In this study, we analyze the effects of VNS on power spectra and coherence of interictal ECoG. Two patients with medication refractory seizures and functioning VNS were admitted to our epilepsy monitoring unit for intracranial EEG monitoring for epilepsy surgery evaluation. ECoG was recorded with subdural electrodes placed over the most active cortical regions, as determined by video-EEG scalp recordings. 12 hours of continuous video-ECoG were recorded, 6 hours prior to turning VNS ON, and 6 hours after. Two hours of ECoG were analyzed, one hour with VNS ON and one hour with VNS OFF. Power and coherence spectra during these two epochs were compared for regions with greatest interictal epileptiform activity. In patient 1 a broad reduction in ECoG power occurred with VNS ON. For patient 2 the opposite effect was observed. For patient 1, the coherence between adjacent electrode pairs was decreased at lower frequencies (3-7 Hz) with VNS ON, but was unchanged at the remaining frequencies.
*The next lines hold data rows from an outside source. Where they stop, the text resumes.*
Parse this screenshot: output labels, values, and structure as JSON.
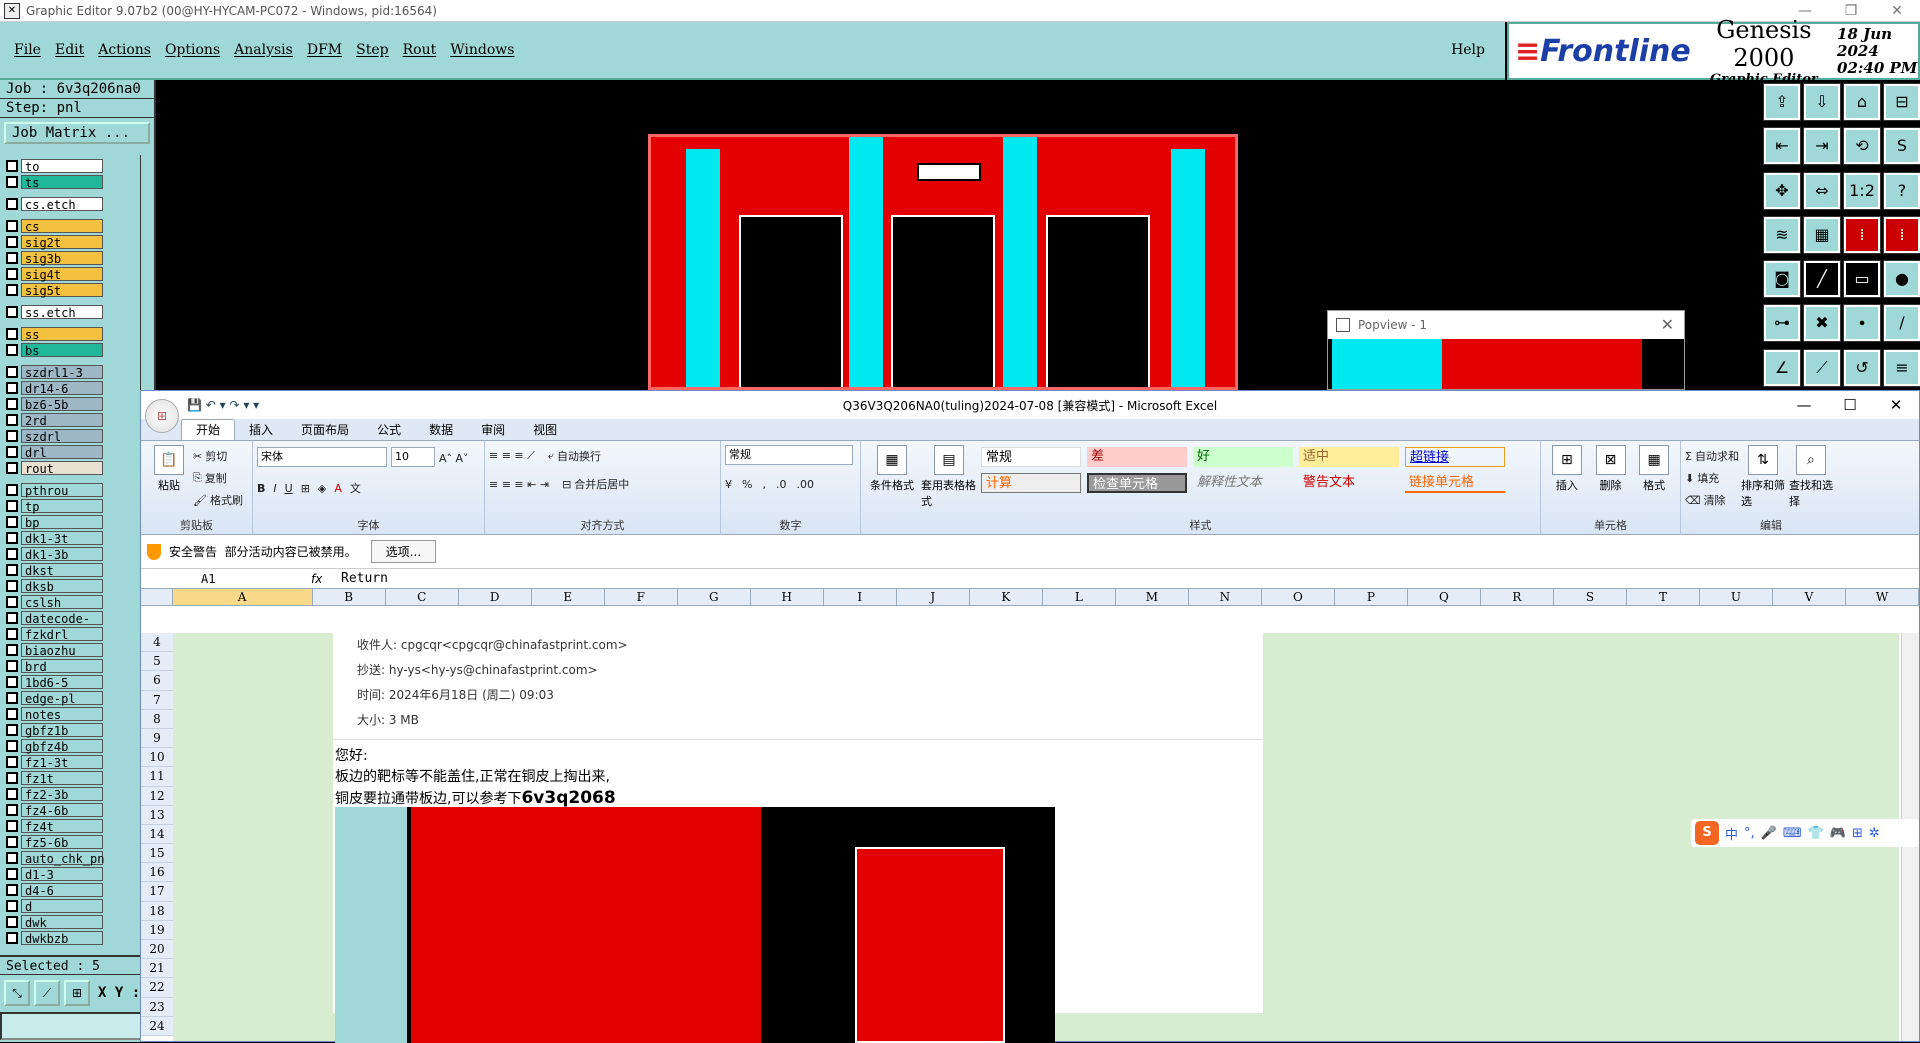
{
  "genesis": {
    "title": "Graphic Editor 9.07b2 (00@HY-HYCAM-PC072 - Windows, pid:16564)",
    "menu": [
      "File",
      "Edit",
      "Actions",
      "Options",
      "Analysis",
      "DFM",
      "Step",
      "Rout",
      "Windows"
    ],
    "help": "Help",
    "brand": {
      "logo": "Frontline",
      "product": "Genesis 2000",
      "sub": "Graphic Editor",
      "date": "18 Jun 2024",
      "time": "02:40 PM"
    },
    "job": "Job : 6v3q206na0",
    "step": "Step: pnl",
    "job_matrix": "Job Matrix ...",
    "layers_group1": [
      {
        "name": "to",
        "color": "#ffffff"
      },
      {
        "name": "ts",
        "color": "#20b898"
      }
    ],
    "layers_group2": [
      {
        "name": "cs.etch",
        "color": "#ffffff"
      }
    ],
    "layers_group3": [
      {
        "name": "cs",
        "color": "#f4c040"
      },
      {
        "name": "sig2t",
        "color": "#f4c040"
      },
      {
        "name": "sig3b",
        "color": "#f4c040"
      },
      {
        "name": "sig4t",
        "color": "#f4c040"
      },
      {
        "name": "sig5t",
        "color": "#f4c040"
      }
    ],
    "layers_group4": [
      {
        "name": "ss.etch",
        "color": "#ffffff"
      }
    ],
    "layers_group5": [
      {
        "name": "ss",
        "color": "#f4c040"
      },
      {
        "name": "bs",
        "color": "#20b898"
      }
    ],
    "layers_group6": [
      {
        "name": "szdrl1-3",
        "color": "#9db8c4"
      },
      {
        "name": "dr14-6",
        "color": "#9db8c4"
      },
      {
        "name": "bz6-5b",
        "color": "#9db8c4"
      },
      {
        "name": "2rd",
        "color": "#9db8c4"
      },
      {
        "name": "szdrl",
        "color": "#9db8c4"
      },
      {
        "name": "drl",
        "color": "#9db8c4"
      },
      {
        "name": "rout",
        "color": "#e8e0d0"
      }
    ],
    "layers_group7": [
      {
        "name": "pthrou"
      },
      {
        "name": "tp"
      },
      {
        "name": "bp"
      },
      {
        "name": "dk1-3t"
      },
      {
        "name": "dk1-3b"
      },
      {
        "name": "dkst"
      },
      {
        "name": "dksb"
      },
      {
        "name": "cslsh"
      },
      {
        "name": "datecode-to"
      },
      {
        "name": "fzkdrl"
      },
      {
        "name": "biaozhu"
      },
      {
        "name": "brd"
      },
      {
        "name": "1bd6-5"
      },
      {
        "name": "edge-pl"
      },
      {
        "name": "notes"
      },
      {
        "name": "gbfz1b"
      },
      {
        "name": "gbfz4b"
      },
      {
        "name": "fz1-3t"
      },
      {
        "name": "fz1t"
      },
      {
        "name": "fz2-3b"
      },
      {
        "name": "fz4-6b"
      },
      {
        "name": "fz4t"
      },
      {
        "name": "fz5-6b"
      },
      {
        "name": "auto_chk_pn"
      },
      {
        "name": "d1-3"
      },
      {
        "name": "d4-6"
      },
      {
        "name": "d"
      },
      {
        "name": "dwk"
      },
      {
        "name": "dwkbzb"
      }
    ],
    "selected": "Selected : 5",
    "xy_label": "X Y :",
    "popview_title": "Popview - 1"
  },
  "excel": {
    "title": "Q36V3Q206NA0(tuling)2024-07-08  [兼容模式] - Microsoft Excel",
    "tabs": [
      "开始",
      "插入",
      "页面布局",
      "公式",
      "数据",
      "审阅",
      "视图"
    ],
    "clipboard": {
      "paste": "粘贴",
      "cut": "剪切",
      "copy": "复制",
      "format_painter": "格式刷",
      "label": "剪贴板"
    },
    "font": {
      "name": "宋体",
      "size": "10",
      "label": "字体"
    },
    "align": {
      "wrap": "自动换行",
      "merge": "合并后居中",
      "label": "对齐方式"
    },
    "number": {
      "format": "常规",
      "label": "数字"
    },
    "styles": {
      "cond": "条件格式",
      "table": "套用表格格式",
      "normal": "常规",
      "bad": "差",
      "good": "好",
      "neutral": "适中",
      "hyperlink": "超链接",
      "calc": "计算",
      "check": "检查单元格",
      "explain": "解释性文本",
      "warn": "警告文本",
      "linked": "链接单元格",
      "label": "样式"
    },
    "cells": {
      "insert": "插入",
      "delete": "删除",
      "format": "格式",
      "label": "单元格"
    },
    "edit": {
      "autosum": "自动求和",
      "fill": "填充",
      "clear": "清除",
      "sort": "排序和筛选",
      "find": "查找和选择",
      "label": "编辑"
    },
    "security": {
      "title": "安全警告",
      "msg": "部分活动内容已被禁用。",
      "options": "选项..."
    },
    "namebox": "A1",
    "fx": "fx",
    "formula": "Return",
    "columns": [
      "A",
      "B",
      "C",
      "D",
      "E",
      "F",
      "G",
      "H",
      "I",
      "J",
      "K",
      "L",
      "M",
      "N",
      "O",
      "P",
      "Q",
      "R",
      "S",
      "T",
      "U",
      "V",
      "W"
    ],
    "rows": [
      "4",
      "5",
      "6",
      "7",
      "8",
      "9",
      "10",
      "11",
      "12",
      "13",
      "14",
      "15",
      "16",
      "17",
      "18",
      "19",
      "20",
      "21",
      "22",
      "23",
      "24"
    ],
    "mail": {
      "to": "收件人: cpgcqr<cpgcqr@chinafastprint.com>",
      "cc": "抄送: hy-ys<hy-ys@chinafastprint.com>",
      "time": "时间: 2024年6月18日 (周二) 09:03",
      "size": "大小: 3 MB"
    },
    "body": {
      "greet": "您好:",
      "line1": "板边的靶标等不能盖住,正常在铜皮上掏出来,",
      "line2": "铜皮要拉通带板边,可以参考下",
      "ref": "6v3q2068"
    },
    "ime": [
      "S",
      "中",
      "°,",
      "🎤",
      "⌨",
      "👕",
      "🎮",
      "⊞",
      "✲"
    ]
  }
}
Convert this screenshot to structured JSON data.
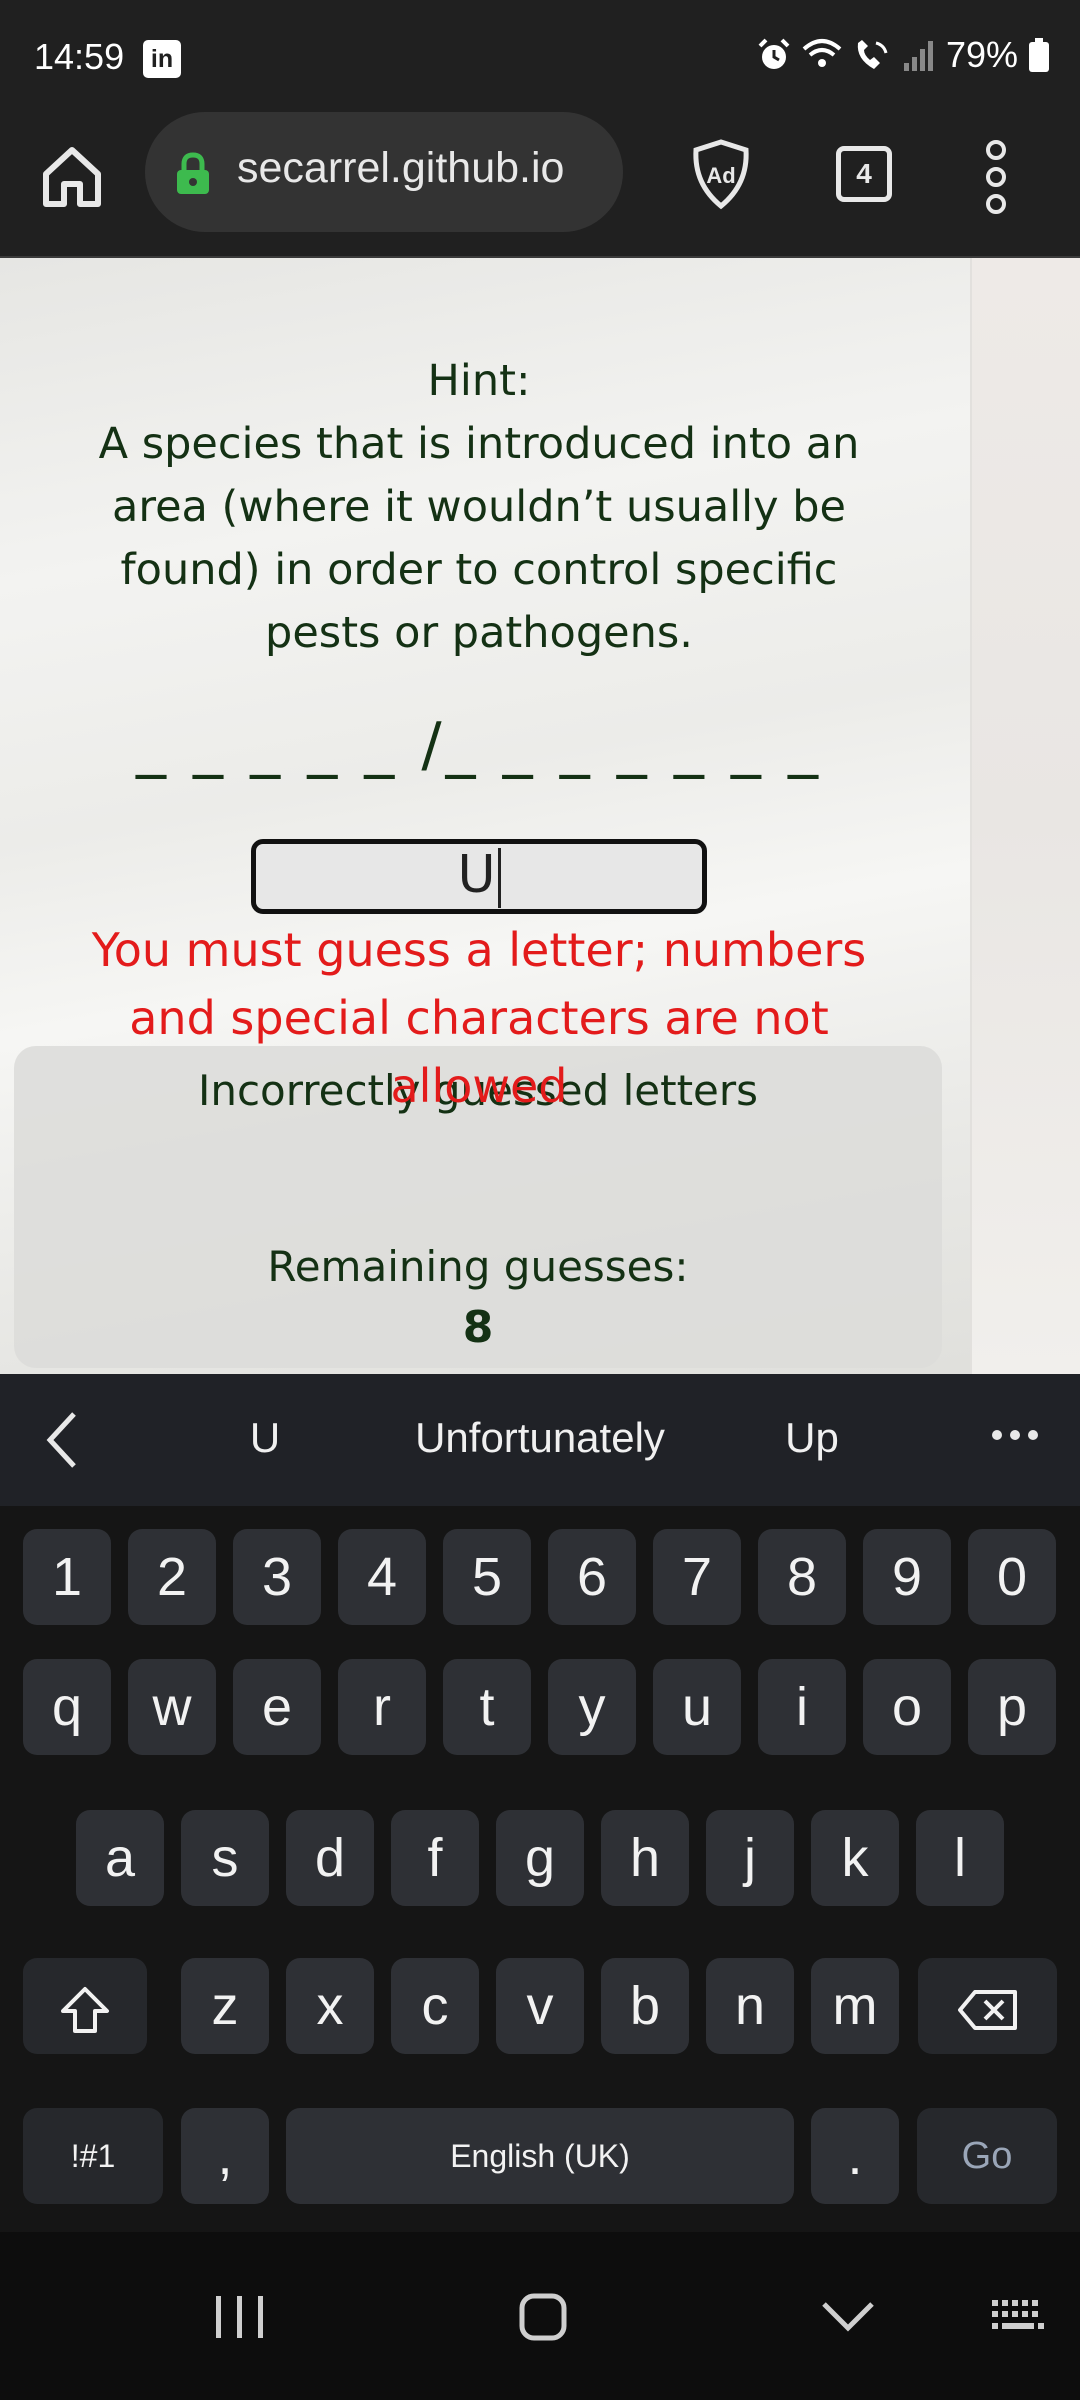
{
  "status_bar": {
    "time": "14:59",
    "battery": "79%",
    "icons": [
      "linkedin-icon",
      "alarm-icon",
      "wifi-icon",
      "wifi-calling-icon",
      "signal-icon",
      "battery-icon"
    ]
  },
  "browser": {
    "url": "secarrel.github.io",
    "tab_count": "4",
    "icons": [
      "home-icon",
      "lock-icon",
      "ad-block-icon",
      "tabs-icon",
      "more-vert-icon"
    ]
  },
  "game": {
    "hint_title": "Hint:",
    "hint_lines": [
      "A species that is introduced into an",
      "area (where it wouldn’t usually be",
      "found) in order to control specific",
      "pests or pathogens."
    ],
    "word_blanks": "_ _ _ _ _ /_ _ _ _ _ _ _",
    "input_value": "U",
    "error_lines": [
      "You must guess a letter; numbers",
      "and special characters are not",
      "allowed"
    ],
    "incorrect_label": "Incorrectly guessed letters",
    "remaining_label": "Remaining guesses:",
    "remaining_value": "8"
  },
  "keyboard": {
    "suggestions": [
      "U",
      "Unfortunately",
      "Up"
    ],
    "number_row": [
      "1",
      "2",
      "3",
      "4",
      "5",
      "6",
      "7",
      "8",
      "9",
      "0"
    ],
    "row1": [
      "q",
      "w",
      "e",
      "r",
      "t",
      "y",
      "u",
      "i",
      "o",
      "p"
    ],
    "row2": [
      "a",
      "s",
      "d",
      "f",
      "g",
      "h",
      "j",
      "k",
      "l"
    ],
    "row3": [
      "z",
      "x",
      "c",
      "v",
      "b",
      "n",
      "m"
    ],
    "symbols_key": "!#1",
    "comma_key": ",",
    "space_key": "English (UK)",
    "period_key": ".",
    "go_key": "Go"
  },
  "colors": {
    "text_green": "#143114",
    "error_red": "#e31b1b",
    "lock_green": "#3dba4e"
  }
}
A broad peak in coherence at 7-9 Hz (the interictal spike rate) occurred with VNS ON for patient 2. Above 11 Hz there was a broad decrease in coherence with VNS ON for patient 2. VNS had opposite effects on ECoG power spectra from the two patients.
VNS resulted in opposite changes in ECoG coherence at lower frequencies, and a broad decrease in ECoG coherence in one patient at higher frequencies.
Different patterns of ECoG frequency response to VNS can occur both within and between regions. This may reflect different mechanisms of action for VNS.
Further frequency analyses of ECoG in these and other patients will be performed to determine the different patterns of change with VNS in regions adjacent to and remote from the epileptic focus. This could elucidate what response patterns can be predictive indices of VNS efficacy.